It seemed like a great idea at the time. I was living in a sorority house at Ohio University, majoring in Fashion Merchandising because I loved style and beautiful clothes. One sunny Saturday found me parked in front of a sewing machine in an empty classroom, ripping the collar (again) from a blouse I was constructing for tailoring class. I thought, there’s got to be something I can do that’s more adventurous than this! Monday morning I changed my major to Political Science. My next stop was the ROTC building.
That June, less than 24 hours after wafting down the aisle at my brother’s wedding in a cloud of pink lace, I was face-down in the dirt of Fort Knox Kentucky wearing Army green. As it turns out, over the next month my fellow cadets and I became quite familiar with Fort Knox dirt, performing what would multiply into hundreds of thousands of career push-ups. It was a steep learning curve for a former fashionista, but I loved the training and was awarded a scholarship by the Army. Two years later I was commissioned a Second Lieutenant in the Military Police Corps.

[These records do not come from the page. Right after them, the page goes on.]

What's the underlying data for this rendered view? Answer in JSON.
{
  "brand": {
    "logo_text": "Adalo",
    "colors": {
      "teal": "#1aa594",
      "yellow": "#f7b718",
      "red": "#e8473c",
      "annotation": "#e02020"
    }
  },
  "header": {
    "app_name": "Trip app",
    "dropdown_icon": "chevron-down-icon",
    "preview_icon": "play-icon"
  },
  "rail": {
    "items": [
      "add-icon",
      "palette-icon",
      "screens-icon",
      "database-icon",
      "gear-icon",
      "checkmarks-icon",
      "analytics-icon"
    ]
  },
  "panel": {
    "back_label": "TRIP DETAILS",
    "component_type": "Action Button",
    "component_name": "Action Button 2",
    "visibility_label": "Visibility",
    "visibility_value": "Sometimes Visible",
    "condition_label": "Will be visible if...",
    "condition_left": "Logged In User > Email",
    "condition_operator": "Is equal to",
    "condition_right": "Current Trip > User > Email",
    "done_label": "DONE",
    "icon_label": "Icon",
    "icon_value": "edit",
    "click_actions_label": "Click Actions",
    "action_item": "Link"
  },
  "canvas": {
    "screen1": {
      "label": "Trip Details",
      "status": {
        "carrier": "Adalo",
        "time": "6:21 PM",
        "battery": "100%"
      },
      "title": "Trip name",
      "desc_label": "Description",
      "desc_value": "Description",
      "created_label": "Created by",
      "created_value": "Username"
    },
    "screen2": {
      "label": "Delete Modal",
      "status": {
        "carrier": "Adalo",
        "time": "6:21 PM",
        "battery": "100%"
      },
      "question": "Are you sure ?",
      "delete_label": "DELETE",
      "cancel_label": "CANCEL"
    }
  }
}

“Drawing is your understanding of form.”Edgar Degas
I’m a life-long sailor and passionate equestrian in my free time and I began teaching myself to draw and paint, signing up for a class or workshop occassionally. In a watercolor workshop, we were instructed to copy a masterwork, a time-honored atelier method of learning to paint. I chose a pastel by French impressionist Edgar Degas. The instructor explained that using watercolor paint instead of pastels would not produce the same results as my reference photo, but the exercise sparked an intense study of Degas’ singular methods. I studied exhibitions, read manusripts and books and queried experts the world over. My military training in observation and analysis came in suprisingly handy as I doggedly copied work after work by Degas until I could practically feel him moving my hand. Eventually I moved away from painting in his style and started painting in my own, but those lessons in color and painstaking draughtsmanship are a major part of my work to this day.
“Great patience is called for on the hard path that I have entered on.”Edgar Degas
I joined a respected gallery and my paintings sold as quickly as I could finish them—a few still life subjects but mostly figures. The funny thing is that none of the figures had faces. I positioned the figures looking away in some manner so it appeared I knew what I was doing but in truth, I was intimidated to paint faces. In a testament to the power of resistance, I managed to avoid faces for another 5 years. People would say I was talented as they scooped up my work, but I would wonder what they saw because I didn’t see it. Portraiture was reeling me in, but I was leaning away with all my might. Every day I slogged through a quicksand of desire and fear, until painting had become such a chore that I began to think about quitting. Coincidentally, I was training performance horses with problem behaviors at this time. The horses roughed me up during the day and I beat myself up in front of the easel in the evenings until eventually I couldn’t make myself paint anymore. I was done.
One afternoon I passed my open studio door and paused before the empty easels. I don’t know how long I stood there with my arms crossed, but after awhile I heard myself say to nobody: ‘What exactly is the problem?’
Like that shy kid in the back row who finally gins up the courage to raise her hand in class, a tiny voice in my brain squeaked the answer. Just as surprising though, another voice–confident this time–replied, ‘Then let me help.’ I poured out the creative angst and tuned in without judgement or criticism, and realized that I could do with painting what I’d done my entire life when confronted with anything new or hard–I could just figure it out. These moments (as you may have also experienced in your own life) tend to be both comedic and an epiphany, and it was clear that not doing the thing I loved was far worse than failing.
Nearly 2,000 years ago Marcus Aurelius wrote, “The impediment to action advances action. What stands in the way becomes the way.” In other words, sometimes our greatest opportunities for growth and improvement are hidden within our greatest difficulties.
“Painting is easy when you don’t know how, but very difficult when you do.”Edgar Degas
And so I’ve been painting portraits in oil, with faces this time, for almost 15 years now. Each painting reflects the important stories of my clients passed down for generations to come. Quality materials and high standards of artistry are the embodiment of true luxury, so exactitude and museum quality materials are foundations of my work. I am based in Texas and work internationally. My studio assistant is a German Shepherd named Indiana Jones who often sleeps on the job.